Résultat : le nombre de traumatismes crâniens causés par le vélo reste bas, comparé à d’autres pays européens. Le ministre Barry Madlener salue régulièrement ce modèle, qui doit son efficacité non pas à la généralisation du casque, mais à la réduction des risques à la source. Signalisation claire, entretien rigoureux des voies, partage de l’espace : chaque détail compte pour garantir cette impression de sécurité si distinctive.

Voici les piliers de ce succès :

  • Des pistes cyclables continues et séparées du trafic
  • Une éducation à la circulation dispensée dès le plus jeune âge
  • Une régulation stricte de la vitesse en ville

Famille en vélo dans un parc d

Ce que l’on peut apprendre (ou pas) du modèle néerlandais pour nos villes

Regarder du côté des Pays-Bas, c’est s’inspirer d’une culture vélo qui va bien au-delà des infrastructures ou du débat sur le port du casque.

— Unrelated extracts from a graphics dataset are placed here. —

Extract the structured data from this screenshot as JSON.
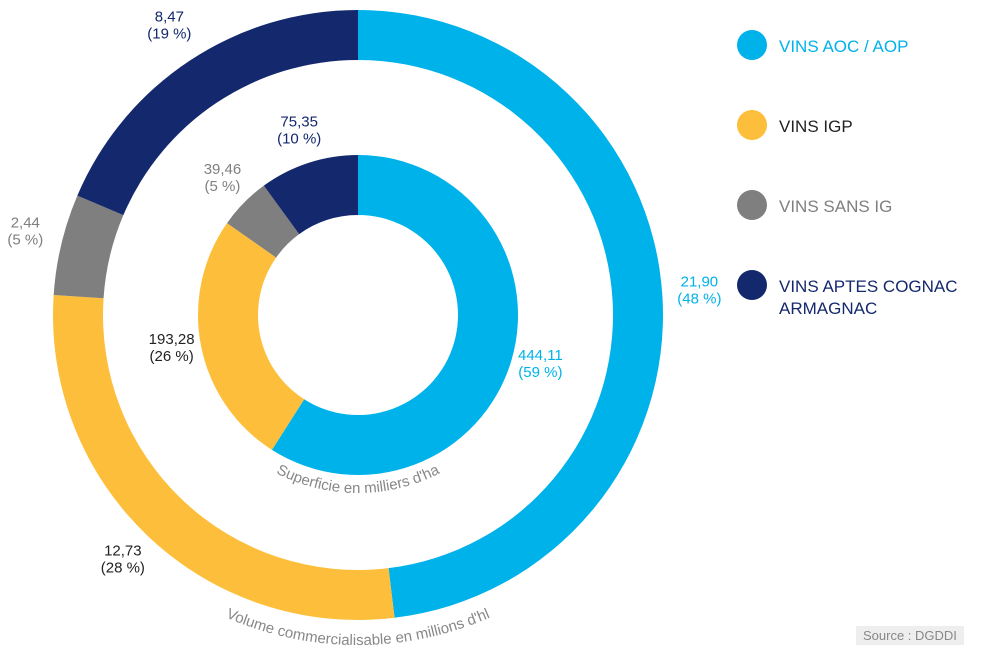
{
  "chart_data": [
    {
      "type": "pie",
      "title": "Superficie en milliers d'ha",
      "categories": [
        "VINS AOC / AOP",
        "VINS IGP",
        "VINS SANS IG",
        "VINS APTES COGNAC ARMAGNAC"
      ],
      "values": [
        444.11,
        193.28,
        39.46,
        75.35
      ],
      "value_labels": [
        "444,11",
        "193,28",
        "39,46",
        "75,35"
      ],
      "percents": [
        59,
        26,
        5,
        10
      ],
      "percent_labels": [
        "(59 %)",
        "(26 %)",
        "(5 %)",
        "(10 %)"
      ],
      "colors": [
        "#00b2ea",
        "#fdbf3b",
        "#7f7f7f",
        "#14286e"
      ]
    },
    {
      "type": "pie",
      "title": "Volume commercialisable en millions d'hl",
      "categories": [
        "VINS AOC / AOP",
        "VINS IGP",
        "VINS SANS IG",
        "VINS APTES COGNAC ARMAGNAC"
      ],
      "values": [
        21.9,
        12.73,
        2.44,
        8.47
      ],
      "value_labels": [
        "21,90",
        "12,73",
        "2,44",
        "8,47"
      ],
      "percents": [
        48,
        28,
        5,
        19
      ],
      "percent_labels": [
        "(48 %)",
        "(28 %)",
        "(5 %)",
        "(19 %)"
      ],
      "colors": [
        "#00b2ea",
        "#fdbf3b",
        "#7f7f7f",
        "#14286e"
      ]
    }
  ],
  "source": "Source : DGDDI"
}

En France, les villes se transforment, mais l’histoire urbaine, la place de la voiture et les habitudes de déplacement diffèrent. L’obligation du casque pour les plus jeunes fait toujours débat, là où les Néerlandais misent sur l’aménagement urbain et la cohabitation.

L’expérience néerlandaise montre que la sécurité des cyclistes dépend d’abord d’un environnement adapté : pistes séparées, intersections repensées, signalisation limpide. Ici, la pédagogie se vit au quotidien, dans la rue, plus que dans les campagnes d’affichage.

  • En France, la pratique du vélo reste trop souvent cantonnée à certains quartiers ou à une activité de loisir, alors qu’aux Pays-Bas, elle irrigue toutes les générations et tous les milieux.
  • La question du casque, obligatoire ou simplement recommandé, se heurte à la diversité des contextes urbains et à l’état des réseaux cyclables.

Le modèle néerlandais n’est pas une formule à dupliquer. C’est une source d’inspiration : investir dans des réseaux cyclables vraiment continus, repenser la circulation, adapter les usages. Le casque, dans ce cadre, devient un choix réfléchi, non le signe d’une inquiétude permanente. La bicyclette, elle, roule sereinement, portée par une ville qui l’a adoptée depuis longtemps. À chacun de tracer sa route : les pistes ne manquent pas, il suffit parfois d’oser pédaler autrement.